Software Engineering

Stress Testing as a Culture

Stress Testing as a Culture

by João Moura

In the talk titled "Stress Testing as a Culture" given by João Moura at RubyConf 2014, the speaker delves into the critical importance of stress testing within the development lifecycle of applications, particularly as it relates to performance during high-traffic events like the World Cup. Moura emphasizes that stress testing and performance needs should be prioritized across all levels of an organization, not just developers, as it has implications for the user experience and overall success of a product.

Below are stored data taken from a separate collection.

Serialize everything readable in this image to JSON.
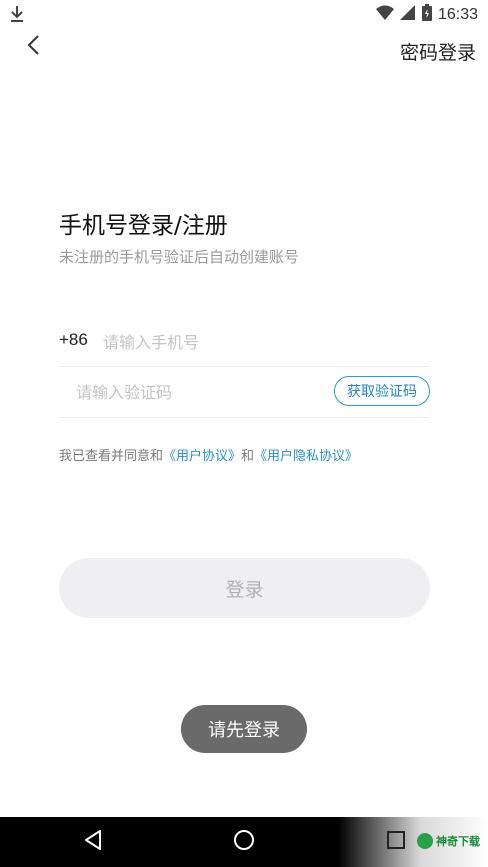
{
  "status_bar": {
    "time": "16:33",
    "icons": [
      "download-icon",
      "wifi-icon",
      "cell-signal-icon",
      "battery-icon"
    ]
  },
  "header": {
    "back_icon": "chevron-left-icon",
    "password_login_label": "密码登录"
  },
  "main": {
    "title": "手机号登录/注册",
    "subtitle": "未注册的手机号验证后自动创建账号"
  },
  "phone": {
    "country_code": "+86",
    "placeholder": "请输入手机号",
    "value": ""
  },
  "code": {
    "placeholder": "请输入验证码",
    "value": "",
    "get_code_label": "获取验证码"
  },
  "agreement": {
    "prefix": "我已查看并同意和",
    "user_agreement": "《用户协议》",
    "conjunction": "和",
    "privacy_agreement": "《用户隐私协议》"
  },
  "login_button": {
    "label": "登录"
  },
  "toast": {
    "message": "请先登录"
  },
  "nav_bar": {
    "icons": [
      "nav-back-icon",
      "nav-home-icon",
      "nav-recent-icon"
    ],
    "watermark_text": "神奇下载"
  },
  "colors": {
    "accent": "#2a9bd3",
    "link": "#2a8fd0",
    "button_disabled_bg": "#efeff1",
    "toast_bg": "#6a6a6a"
  }
}
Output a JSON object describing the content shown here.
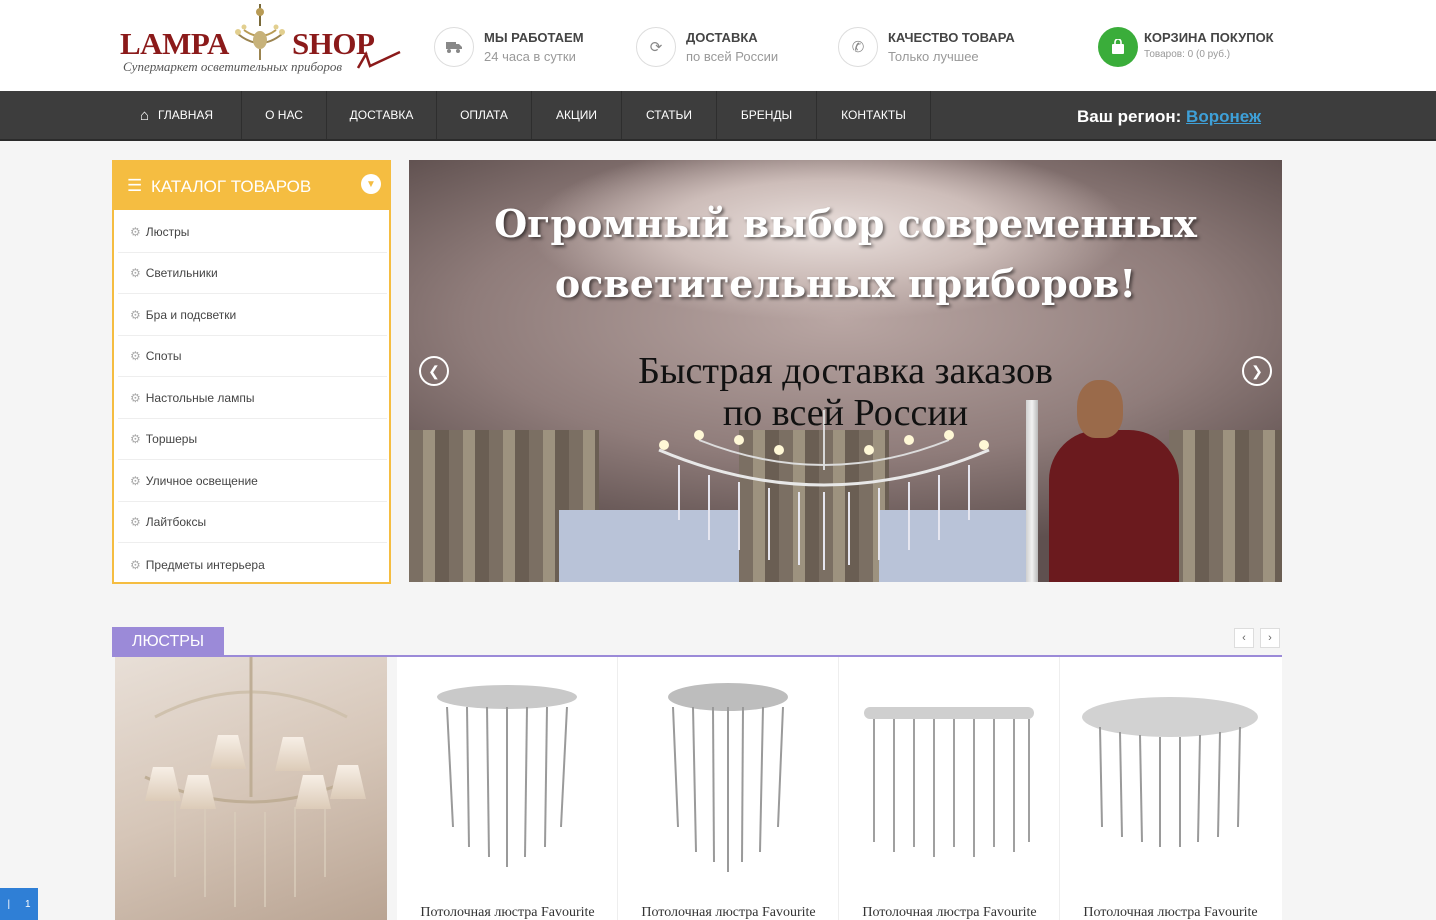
{
  "header": {
    "logo": {
      "left": "LAMPA",
      "right": "SHOP",
      "tagline": "Супермаркет осветительных приборов"
    },
    "features": [
      {
        "icon": "truck-icon",
        "title": "МЫ РАБОТАЕМ",
        "subtitle": "24 часа в сутки"
      },
      {
        "icon": "refresh-icon",
        "title": "ДОСТАВКА",
        "subtitle": "по всей России"
      },
      {
        "icon": "phone-icon",
        "title": "КАЧЕСТВО ТОВАРА",
        "subtitle": "Только лучшее"
      }
    ],
    "cart": {
      "icon": "shopping-bag-icon",
      "title": "КОРЗИНА ПОКУПОК",
      "subtitle": "Товаров: 0 (0 руб.)",
      "color": "#3aad3a"
    }
  },
  "nav": {
    "items": [
      "ГЛАВНАЯ",
      "О НАС",
      "ДОСТАВКА",
      "ОПЛАТА",
      "АКЦИИ",
      "СТАТЬИ",
      "БРЕНДЫ",
      "КОНТАКТЫ"
    ],
    "region_label": "Ваш регион:",
    "region_city": "Воронеж",
    "background": "#3d3d3d"
  },
  "catalog": {
    "title": "КАТАЛОГ ТОВАРОВ",
    "accent": "#f5bd41",
    "items": [
      "Люстры",
      "Светильники",
      "Бра и подсветки",
      "Споты",
      "Настольные лампы",
      "Торшеры",
      "Уличное освещение",
      "Лайтбоксы",
      "Предметы интерьера"
    ]
  },
  "slider": {
    "title_line1": "Огромный выбор современных",
    "title_line2": "осветительных приборов!",
    "subtitle_line1": "Быстрая доставка заказов",
    "subtitle_line2": "по всей России"
  },
  "section": {
    "title": "ЛЮСТРЫ",
    "accent": "#9b8ad8",
    "products": [
      {
        "name": "Потолочная люстра Favourite"
      },
      {
        "name": "Потолочная люстра Favourite"
      },
      {
        "name": "Потолочная люстра Favourite"
      },
      {
        "name": "Потолочная люстра Favourite"
      }
    ]
  },
  "widget": {
    "a": "|",
    "b": "1"
  }
}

Key points discussed include:
- Financial Impact of Performance: Companies like Amazon and Google quantify potential financial losses due to slow page load times, highlighting the need for fast performance to retain users.
- Increasing User Expectations: Current generations have a diminished patience for slow applications, with 47% expecting load times under two seconds.
- Cultural Integration of Stress Testing: Stress testing should become a part of the organizational culture, integrated from the design and marketing phases.
- Establishing Performance Goals: Organizations should set specific performance goals and optimize features that detract from those objectives, with an understanding of load ratios between frontend and backend processes.
- Types of Testing: Understanding the distinctions between stress tests, load tests, and other performance tests is critical for proper application preparation.
- Tools for Stress Testing: The choice of stress testing tools should align with specific application needs, with options like Apache JMeter and Loader.io discussed.
- Real-World Application: Moura shares personal experience as the CTO of a soccer social network in Brazil, illustrating the challenges faced when traffic surged during the World Cup despite preparations aiming to reduce load time drastically.
- Calls to Action: Encourages teams to embrace stress testing as a vital part of their development approach and to establish a robust culture around performance management.

In conclusion, João Moura stresses the importance of proactive measures in handling performance, setting realistic goals, selecting the right testing strategies and tools, and fostering a company-wide culture that prepares for and values stress testing. This comprehensive approach ensures applications can function effectively under high demand, ultimately impacting user retention and satisfaction during critical usage periods.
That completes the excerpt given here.